Некоторым не нравится жить в Москве. Говорят, что здесь все намешано и некуда приткнуться, и негде отдохнуть душой. Не стану спорить — я люблю Москву, но не знаю, за что. Ведь и правда, некуда приткнуться, и везде суета, мешанина, и всюду норовят толкнуть, обругать, прогнать; и хотя я люблю Москву, я способен понять тех, кто ее не любит.

Но наш район не любить нельзя. Я часто думаю о нем, и вот как: или он единственный немосковский район во всем городе, или вся Москва немосковская, а только он один, желто-серый, приютившийся, задумчивый и наивный — может быть, только он один и есть настоящая Москва?

Вероятно, дело еще в том, что он такой маленький, и ему не довелось разбрасываться по просторам территории, а приходилось компактно и уютно укладываться, как младенцу во чреве матери. Он весь состоит из главной улицы и двух десятков второстепенных улочек и переулков, есть также две площади и один тупик.

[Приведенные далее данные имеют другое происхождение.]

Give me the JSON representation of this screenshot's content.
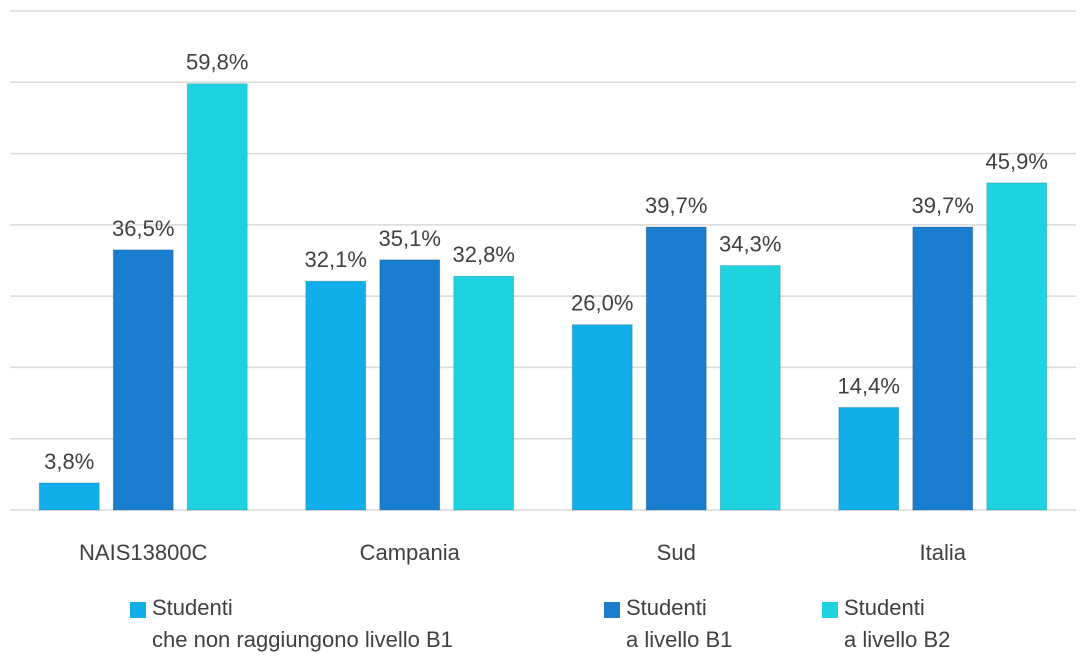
{
  "chart_data": {
    "type": "bar",
    "categories": [
      "NAIS13800C",
      "Campania",
      "Sud",
      "Italia"
    ],
    "series": [
      {
        "name": "Studenti\nche non raggiungono livello B1",
        "color": "#12aeea",
        "values": [
          3.8,
          32.1,
          26.0,
          14.4
        ],
        "value_labels": [
          "3,8%",
          "32,1%",
          "26,0%",
          "14,4%"
        ]
      },
      {
        "name": "Studenti\na livello B1",
        "color": "#1a7dcd",
        "values": [
          36.5,
          35.1,
          39.7,
          39.7
        ],
        "value_labels": [
          "36,5%",
          "35,1%",
          "39,7%",
          "39,7%"
        ]
      },
      {
        "name": "Studenti\na livello B2",
        "color": "#1ed2e0",
        "values": [
          59.8,
          32.8,
          34.3,
          45.9
        ],
        "value_labels": [
          "59,8%",
          "32,8%",
          "34,3%",
          "45,9%"
        ]
      }
    ],
    "ylim": [
      0,
      70
    ],
    "yticks": [
      0,
      10,
      20,
      30,
      40,
      50,
      60,
      70
    ],
    "grid": true,
    "legend": "bottom"
  }
}
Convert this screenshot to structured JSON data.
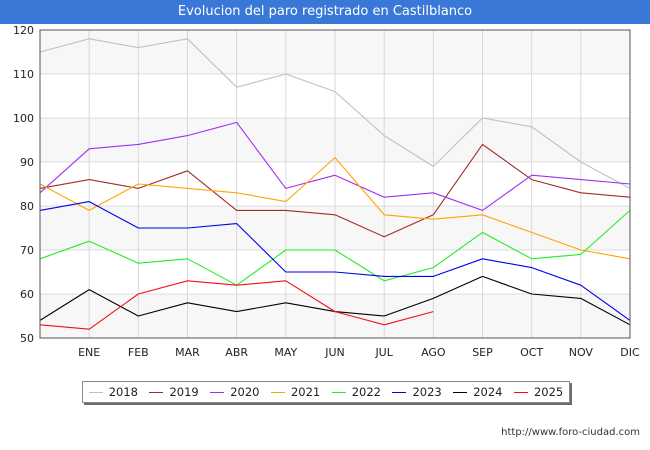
{
  "header": {
    "title": "Evolucion del paro registrado en Castilblanco"
  },
  "footer": {
    "url": "http://www.foro-ciudad.com"
  },
  "chart_data": {
    "type": "line",
    "title": "Evolucion del paro registrado en Castilblanco",
    "xlabel": "",
    "ylabel": "",
    "ylim": [
      50,
      120
    ],
    "yticks": [
      50,
      60,
      70,
      80,
      90,
      100,
      110,
      120
    ],
    "categories": [
      "",
      "ENE",
      "FEB",
      "MAR",
      "ABR",
      "MAY",
      "JUN",
      "JUL",
      "AGO",
      "SEP",
      "OCT",
      "NOV",
      "DIC"
    ],
    "grid": true,
    "legend_position": "bottom",
    "series": [
      {
        "name": "2018",
        "color": "#c0c0c0",
        "values": [
          115,
          118,
          116,
          118,
          107,
          110,
          106,
          96,
          89,
          100,
          98,
          90,
          84
        ]
      },
      {
        "name": "2019",
        "color": "#a52a2a",
        "values": [
          84,
          86,
          84,
          88,
          79,
          79,
          78,
          73,
          78,
          94,
          86,
          83,
          82
        ]
      },
      {
        "name": "2020",
        "color": "#a030f0",
        "values": [
          83,
          93,
          94,
          96,
          99,
          84,
          87,
          82,
          83,
          79,
          87,
          86,
          85
        ]
      },
      {
        "name": "2021",
        "color": "#ffa500",
        "values": [
          85,
          79,
          85,
          84,
          83,
          81,
          91,
          78,
          77,
          78,
          74,
          70,
          68
        ]
      },
      {
        "name": "2022",
        "color": "#22ee22",
        "values": [
          68,
          72,
          67,
          68,
          62,
          70,
          70,
          63,
          66,
          74,
          68,
          69,
          79
        ]
      },
      {
        "name": "2023",
        "color": "#0000ee",
        "values": [
          79,
          81,
          75,
          75,
          76,
          65,
          65,
          64,
          64,
          68,
          66,
          62,
          54
        ]
      },
      {
        "name": "2024",
        "color": "#000000",
        "values": [
          54,
          61,
          55,
          58,
          56,
          58,
          56,
          55,
          59,
          64,
          60,
          59,
          53
        ]
      },
      {
        "name": "2025",
        "color": "#ee1111",
        "values": [
          53,
          52,
          60,
          63,
          62,
          63,
          56,
          53,
          56,
          null,
          null,
          null,
          null
        ]
      }
    ]
  }
}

Это замечательный район. Его суть в построении: он весь нанизан на Маршальскую улицу, шумную, стремительную, говорливую. С одной стороны она ограничена Камаринской площадью, а своим острием выходит на улицу Александра Блока, пронзает ее и, выскочив на Садовое кольцо, там теряется. Справа и слева от этой главной магистрали нашего района, как страницы открытой книги, разложены по обе стороны от корешка тихие и уважаемые, заросшие оазисами дворов улочки, переулки и один тупик.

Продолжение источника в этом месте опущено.